Некромант молча слушал своего давнего противника, ожидая, пока тот закончит свою речь, и выражение его лица было точно таким же непроницаемым, как у Киарана. Кристоф считал эмоции бичом любой разумной личности и карой небесной, а уж о том, чтобы принимать решения на эмоциях, да еще такие тяжелые решения, как участь обеих семей, не могло быть и речи. Он задавил в себе злобу, которая теперь сидела побитой собакой где-то на задворках души и лишь глухо ворчала, когда лудэр упоминал особо болезненные для них обоих моменты.
Предложение его и впрямь заинтересовало, но вместе с интересом оживилась и незасыпающая паранойя. Кадаверциан не видел никаких оснований для того, чтобы доверять Киарану: неизвестно, какие темные мысли таились в душе лудэра и его собратьев. Он прекрасно понимал, что его решение - это его решение, вряд ли все остальные с ним согласны, с обоих сторон. Взять того же Винченцо, которого кадаверциан помнил не хуже, чем самого Киарана, и тех же вояк Грэга и Анри, которые никак не могли угомониться, несмотря на немалый возраст. Кристоф не мог ручаться за эту парочку, да и Адриан не был похож на миротворца. Другое дело - тихая, спокойная Дона и милая Ада, на которых была хоть какая-то надежда...
"И что же мне делать? Поверить ему на слово? - размышлял некромант, глядя куда-то мимо собеседника, потому что целиком ушел в себя. - Слово лудэр - не слово нахтцеррет, солгут - им будет гораздо хуже. Как мне объясняться потом с семьей? Много вопросов, ни одного ответа... Пойти на мировую - предать память близких, предать мэтра. Отослать куда подальше - будет новая война, и нет гарантии, что он не принес второй мешочек с Могильной Гнилью на случай моего жесткого отказа. Принуждение к миру, как оно есть. Нечего обижаться, Кристоф, твои же методы"...
Лудэр замолчал, ожидая реакции кадаверциана, и тот долго ждать себя не заставил. Про себя он давно уже все решил, ведь выход из ситуации был только один. Больно, но в противном случае может быть гораздо больнее.
- Ты прав, Киаран, нейтралитет был бы наилучшим исходом событий, - мрачно ответил Кристоф, глядя в глаза лудэру. - Мне, как и тебе, слишком тяжело дался этот выбор, но иного пути у нас нет. Я не хочу бессмысленной бойни за тени прошлого, тем более, как ты сказал, причины для войны у нас больше нет. – Ему было очень больно признавать факт гибели Вольфгера вслух, но все кадаверциан давно поняли, что мэтра больше нет, просто говорить об этом в открытую никто не хотел. - Наши счета оплачены и закрыты, я не хочу возвращаться к этому. Месть порождает месть, пока обе семьи не утонут в собственной крови. За себя я отвечаю - слово некроманта, но не могу ничего сказать за своих собратьев. Конечно, я постараюсь их убедить, но не могу ничего гарантировать... - кадаверциан тяжело вздохнул, предвкушая грядущие разборки в клане.

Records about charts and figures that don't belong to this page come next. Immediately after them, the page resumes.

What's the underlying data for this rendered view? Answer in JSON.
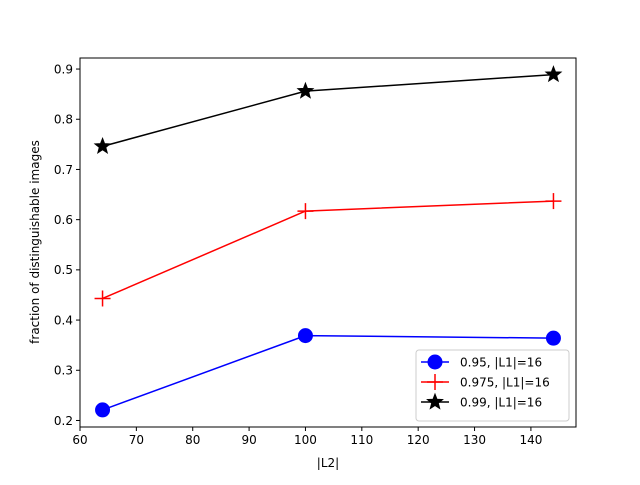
{
  "chart_data": {
    "type": "line",
    "title": "",
    "xlabel": "|L2|",
    "ylabel": "fraction of distinguishable images",
    "xlim": [
      60,
      148
    ],
    "ylim": [
      0.187,
      0.922
    ],
    "xticks": [
      60,
      70,
      80,
      90,
      100,
      110,
      120,
      130,
      140
    ],
    "yticks": [
      0.2,
      0.3,
      0.4,
      0.5,
      0.6,
      0.7,
      0.8,
      0.9
    ],
    "xtick_labels": [
      "60",
      "70",
      "80",
      "90",
      "100",
      "110",
      "120",
      "130",
      "140"
    ],
    "ytick_labels": [
      "0.2",
      "0.3",
      "0.4",
      "0.5",
      "0.6",
      "0.7",
      "0.8",
      "0.9"
    ],
    "grid": false,
    "legend_position": "lower-right",
    "series": [
      {
        "name": "0.95, |L1|=16",
        "color": "#0000ff",
        "marker": "circle",
        "x": [
          64,
          100,
          144
        ],
        "y": [
          0.221,
          0.369,
          0.364
        ]
      },
      {
        "name": "0.975, |L1|=16",
        "color": "#ff0000",
        "marker": "plus",
        "x": [
          64,
          100,
          144
        ],
        "y": [
          0.443,
          0.617,
          0.637
        ]
      },
      {
        "name": "0.99, |L1|=16",
        "color": "#000000",
        "marker": "star",
        "x": [
          64,
          100,
          144
        ],
        "y": [
          0.746,
          0.856,
          0.889
        ]
      }
    ]
  }
}
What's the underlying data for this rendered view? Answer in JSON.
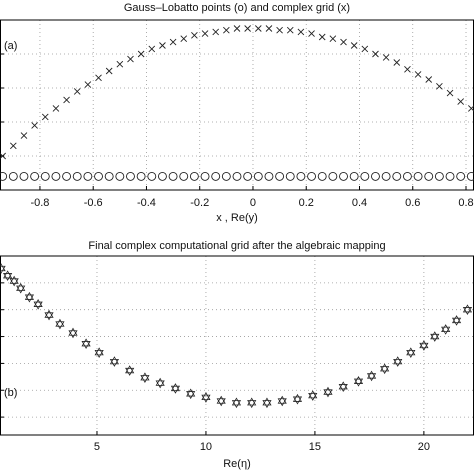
{
  "chart_data": [
    {
      "type": "scatter",
      "title": "Gauss–Lobatto points (o) and complex grid (x)",
      "annotation": "(a)",
      "xlabel": "x , Re(y)",
      "x": [
        -0.94,
        -0.9,
        -0.86,
        -0.82,
        -0.78,
        -0.74,
        -0.7,
        -0.66,
        -0.62,
        -0.58,
        -0.54,
        -0.5,
        -0.46,
        -0.42,
        -0.38,
        -0.34,
        -0.3,
        -0.26,
        -0.22,
        -0.18,
        -0.14,
        -0.1,
        -0.06,
        -0.02,
        0.02,
        0.06,
        0.1,
        0.14,
        0.18,
        0.22,
        0.26,
        0.3,
        0.34,
        0.38,
        0.42,
        0.46,
        0.5,
        0.54,
        0.58,
        0.62,
        0.66,
        0.7,
        0.74,
        0.78,
        0.82
      ],
      "series": [
        {
          "marker": "circle",
          "color": "#222222",
          "values": [
            0.08,
            0.08,
            0.08,
            0.08,
            0.08,
            0.08,
            0.08,
            0.08,
            0.08,
            0.08,
            0.08,
            0.08,
            0.08,
            0.08,
            0.08,
            0.08,
            0.08,
            0.08,
            0.08,
            0.08,
            0.08,
            0.08,
            0.08,
            0.08,
            0.08,
            0.08,
            0.08,
            0.08,
            0.08,
            0.08,
            0.08,
            0.08,
            0.08,
            0.08,
            0.08,
            0.08,
            0.08,
            0.08,
            0.08,
            0.08,
            0.08,
            0.08,
            0.08,
            0.08,
            0.08
          ]
        },
        {
          "marker": "x",
          "color": "#222222",
          "values": [
            0.2,
            0.26,
            0.32,
            0.38,
            0.43,
            0.48,
            0.53,
            0.58,
            0.62,
            0.66,
            0.7,
            0.74,
            0.77,
            0.8,
            0.83,
            0.85,
            0.87,
            0.89,
            0.91,
            0.92,
            0.93,
            0.94,
            0.95,
            0.95,
            0.95,
            0.95,
            0.94,
            0.94,
            0.93,
            0.92,
            0.9,
            0.89,
            0.87,
            0.85,
            0.83,
            0.8,
            0.78,
            0.75,
            0.71,
            0.68,
            0.65,
            0.61,
            0.57,
            0.52,
            0.48
          ]
        }
      ],
      "xlim": [
        -0.95,
        0.83
      ],
      "xticks": [
        -0.8,
        -0.6,
        -0.4,
        -0.2,
        0,
        0.2,
        0.4,
        0.6,
        0.8
      ],
      "ylim": [
        0,
        1
      ],
      "yticks": [
        0.2,
        0.4,
        0.6,
        0.8
      ],
      "grid": true
    },
    {
      "type": "scatter",
      "title": "Final complex computational grid after the algebraic mapping",
      "annotation": "(b)",
      "xlabel": "Re(η)",
      "x": [
        0.6,
        0.9,
        1.2,
        1.5,
        1.9,
        2.3,
        2.8,
        3.3,
        3.9,
        4.5,
        5.1,
        5.8,
        6.5,
        7.2,
        7.9,
        8.6,
        9.3,
        10.0,
        10.7,
        11.4,
        12.1,
        12.8,
        13.5,
        14.2,
        14.9,
        15.6,
        16.3,
        17.0,
        17.6,
        18.2,
        18.8,
        19.4,
        20.0,
        20.5,
        21.0,
        21.5,
        22.0
      ],
      "series": [
        {
          "marker": "star",
          "color": "#222222",
          "values": [
            0.93,
            0.89,
            0.86,
            0.82,
            0.77,
            0.73,
            0.67,
            0.62,
            0.57,
            0.51,
            0.46,
            0.41,
            0.36,
            0.32,
            0.29,
            0.26,
            0.23,
            0.21,
            0.19,
            0.18,
            0.18,
            0.18,
            0.19,
            0.2,
            0.22,
            0.24,
            0.27,
            0.3,
            0.33,
            0.37,
            0.41,
            0.46,
            0.5,
            0.55,
            0.59,
            0.64,
            0.7
          ]
        }
      ],
      "xlim": [
        0.55,
        22.3
      ],
      "xticks": [
        5,
        10,
        15,
        20
      ],
      "ylim": [
        0,
        1
      ],
      "yticks": [
        0.1,
        0.25,
        0.4,
        0.55,
        0.7,
        0.85
      ],
      "grid": true
    }
  ]
}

Он взял со стола мешочек, убрав его в карман, и продолжил:
- Спасибо, я исследую твой подарок на досуге. И знаешь, раз уж пошла речь о Могильной Гнили, хочу тебе кое-что рассказать. Кто-то явно хочет поссорить наши семьи, и это тогда, когда равновесие между миром и войной такое же хрупкое, как в Праге. Фэри тут привезли моего друга, Дарэла Даханавара, и его голова оказалась набита этой отравой. В Столице все знают, что за помощью надо бежать в первую очередь к благородным кадаверциан, - Кристофа передернуло от отвращения к самому себе. Уже второй раз благие намерения вели кадаверциана в ад, и с этим нужно было что-то делать. Хватит изображать из себя спасителя для всех, кто этого пожелает, а завтра это «спасение» либо забудется, либо обернется фатальными последствиями, как в случае с Флорой, - и кто-то подло воспользовался этим. Несколько раньше кто-то подкинул под дверь коробку с той же дрянью. А еще раньше Босхет засек твою проекцию. Ничего не хочешь объяснить, Киар? – в звучном голосе некроманта послышались откровенно прокурорские нотки.
Оглядев лудэра еще раз, Кристоф подметил еще кое-что: с тем не было Кары, его неизменной мышки-фамильяра, которая моментами вела себя ну очень странно. Это почему-то смутило некроманта, и он не замедлил озвучить свои мысли:
- И где твоя мышь, что передала мне письмо? Боишься, что она может тебя как-то выдать?